LONDON (Reuters) - British house price rose more quickly than expected in February, recovering from the weakest month for more than a year in January but concerns about Brexit are likely to weigh on the market in 2017, mortgage lender Nationwide said on Wednesday.
Nationwide said house prices rose by a monthly 0.6 percent in February, compared with 0.2 percent in January.
In annual terms, prices were 4.5 percent higher, a stronger rise than January’s 4.3 percent which was the weakest increase since November 2015.
Economists polled by Reuters had expected house prices to rise by 0.2 percent in February from January, and for annual growth to slow to 4.0 percent.
The resilience of Britain’s housing market since the referendum decision to leave the European Union in June has confounded warnings from former finance minister George Osborne of a sharp fall in prices if the country voted to leave.
Nationwide economist Robert Gardner said Britain’s economy was likely to slow this year as the country prepares to leave the European Union and inflation eats into consumers’ spending power.
“Nevertheless, in our view a small rise in house prices of around 2 percent is more likely than a decline over the course of 2017, since low borrowing costs and the dearth of homes on the market will continue to support prices,” he said.

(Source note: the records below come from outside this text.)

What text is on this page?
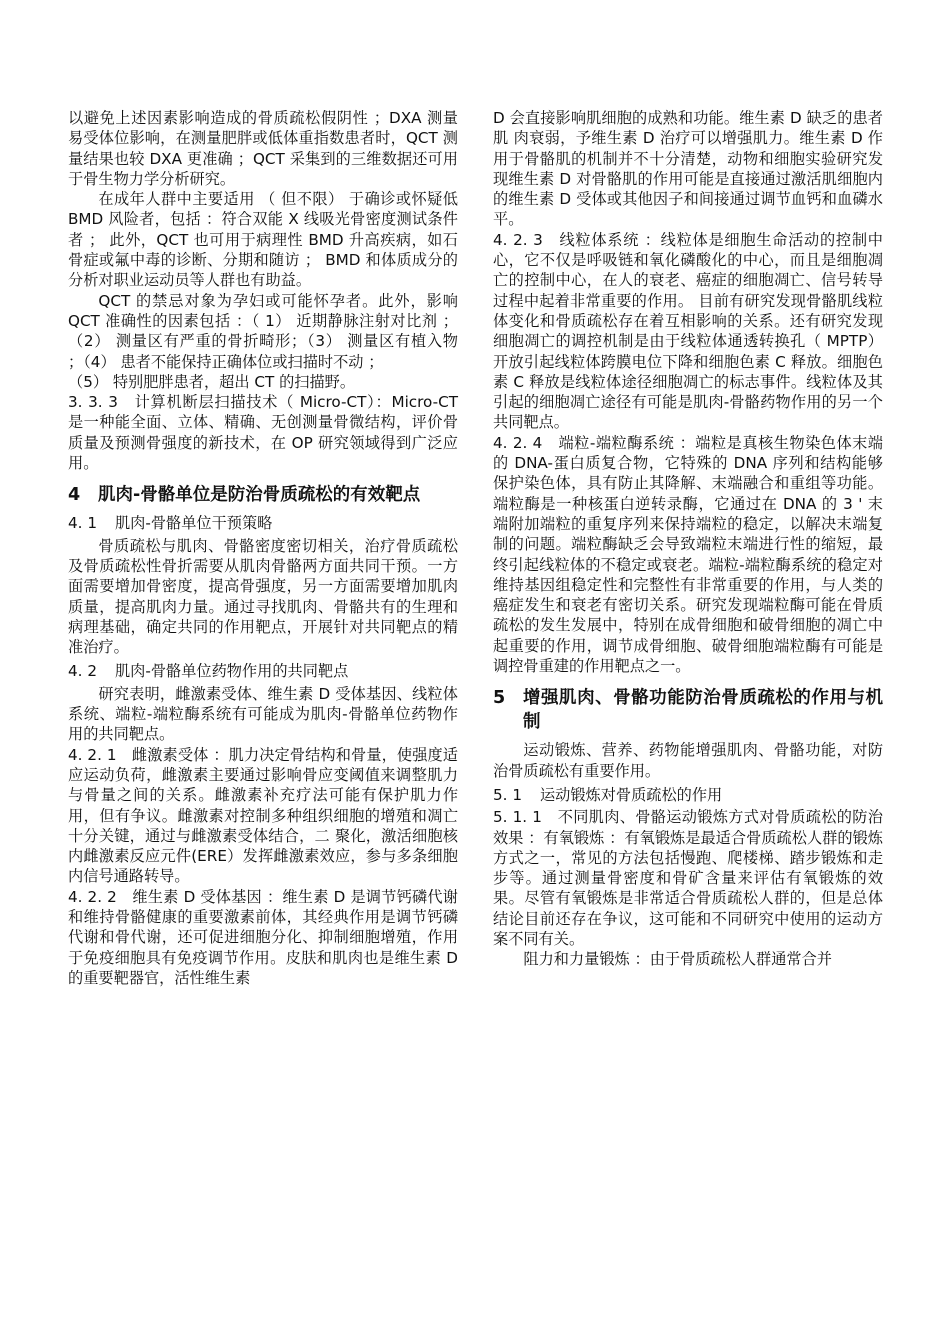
以避免上述因素影响造成的骨质疏松假阴性 ；DXA 测量易受体位影响，在测量肥胖或低体重指数患者时，QCT 测量结果也较 DXA 更准确 ；QCT 采集到的三维数据还可用于骨生物力学分析研究。

在成年人群中主要适用 （ 但不限） 于确诊或怀疑低 BMD 风险者，包括 ：符合双能 X 线吸光骨密度测试条件者 ； 此外，QCT 也可用于病理性 BMD 升高疾病，如石骨症或氟中毒的诊断、分期和随访 ； BMD 和体质成分的分析对职业运动员等人群也有助益。

QCT 的禁忌对象为孕妇或可能怀孕者。此外，影响 QCT 准确性的因素包括 ：（ 1） 近期静脉注射对比剂 ；（2） 测量区有严重的骨折畸形；（3） 测量区有植入物 ；（4） 患者不能保持正确体位或扫描时不动 ；

（5） 特别肥胖患者，超出 CT 的扫描野。

3. 3. 3　计算机断层扫描技术（ Micro-CT）：Micro-CT 是一种能全面、立体、精确、无创测量骨微结构，评价骨质量及预测骨强度的新技术，在 OP 研究领域得到广泛应用。

4	肌肉-骨骼单位是防治骨质疏松的有效靶点

4. 1 肌肉-骨骼单位干预策略

骨质疏松与肌肉、骨骼密度密切相关，治疗骨质疏松及骨质疏松性骨折需要从肌肉骨骼两方面共同干预。一方面需要增加骨密度，提高骨强度，另一方面需要增加肌肉质量，提高肌肉力量。通过寻找肌肉、骨骼共有的生理和病理基础，确定共同的作用靶点，开展针对共同靶点的精准治疗。

4. 2 肌肉-骨骼单位药物作用的共同靶点

研究表明，雌激素受体、维生素 D 受体基因、线粒体系统、端粒-端粒酶系统有可能成为肌肉-骨骼单位药物作用的共同靶点。

4. 2. 1　雌激素受体 ：肌力决定骨结构和骨量，使强度适应运动负荷，雌激素主要通过影响骨应变阈值来调整肌力与骨量之间的关系。雌激素补充疗法可能有保护肌力作用，但有争议。雌激素对控制多种组织细胞的增殖和凋亡十分关键，通过与雌激素受体结合，二 聚化，激活细胞核内雌激素反应元件(ERE）发挥雌激素效应，参与多条细胞内信号通路转导。

4. 2. 2　维生素 D 受体基因 ：维生素 D 是调节钙磷代谢和维持骨骼健康的重要激素前体，其经典作用是调节钙磷代谢和骨代谢，还可促进细胞分化、抑制细胞增殖，作用于免疫细胞具有免疫调节作用。皮肤和肌肉也是维生素 D 的重要靶器官，活性维生素

D 会直接影响肌细胞的成熟和功能。维生素 D 缺乏的患者肌 肉衰弱，予维生素 D 治疗可以增强肌力。维生素 D 作用于骨骼肌的机制并不十分清楚，动物和细胞实验研究发现维生素 D 对骨骼肌的作用可能是直接通过激活肌细胞内的维生素 D 受体或其他因子和间接通过调节血钙和血磷水平。

4. 2. 3　线粒体系统 ：线粒体是细胞生命活动的控制中心，它不仅是呼吸链和氧化磷酸化的中心，而且是细胞凋亡的控制中心，在人的衰老、癌症的细胞凋亡、信号转导过程中起着非常重要的作用。 目前有研究发现骨骼肌线粒体变化和骨质疏松存在着互相影响的关系。还有研究发现细胞凋亡的调控机制是由于线粒体通透转换孔（ MPTP）开放引起线粒体跨膜电位下降和细胞色素 C 释放。细胞色素 C 释放是线粒体途径细胞凋亡的标志事件。线粒体及其引起的细胞凋亡途径有可能是肌肉-骨骼药物作用的另一个共同靶点。

4. 2. 4　端粒-端粒酶系统 ：端粒是真核生物染色体末端的 DNA-蛋白质复合物，它特殊的 DNA 序列和结构能够保护染色体，具有防止其降解、末端融合和重组等功能。端粒酶是一种核蛋白逆转录酶，它通过在 DNA 的 3 ' 末端附加端粒的重复序列来保持端粒的稳定，以解决末端复制的问题。端粒酶缺乏会导致端粒末端进行性的缩短，最终引起线粒体的不稳定或衰老。端粒-端粒酶系统的稳定对维持基因组稳定性和完整性有非常重要的作用，与人类的癌症发生和衰老有密切关系。研究发现端粒酶可能在骨质疏松的发生发展中，特别在成骨细胞和破骨细胞的凋亡中起重要的作用，调节成骨细胞、破骨细胞端粒酶有可能是调控骨重建的作用靶点之一。

5	增强肌肉、骨骼功能防治骨质疏松的作用与机制

运动锻炼、营养、药物能增强肌肉、骨骼功能，对防治骨质疏松有重要作用。

5. 1 运动锻炼对骨质疏松的作用

5. 1. 1　不同肌肉、骨骼运动锻炼方式对骨质疏松的防治效果 ：有氧锻炼 ：有氧锻炼是最适合骨质疏松人群的锻炼方式之一，常见的方法包括慢跑、爬楼梯、踏步锻炼和走步等。通过测量骨密度和骨矿含量来评估有氧锻炼的效果。尽管有氧锻炼是非常适合骨质疏松人群的，但是总体结论目前还存在争议，这可能和不同研究中使用的运动方案不同有关。

阻力和力量锻炼 ：由于骨质疏松人群通常合并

Pantheon Macroeconomics economist Samuel Tombs said there were signs that prices would slow down soon, citing online data which recently showed a weakening of growth in asking prices for homes and in the size of mortgages.
“For now, then, the pickup in Nationwide’s measure of house price growth in February looks like volatility,” Tombs said.
He said he also expected prices to rise by 2 percent in 2017.
A Reuters poll of more than 30 property market economists and analysts published last month forecast growth in house prices of 2.5 percent this year, 2.3 percent in 2018 and 3 percent in 2019.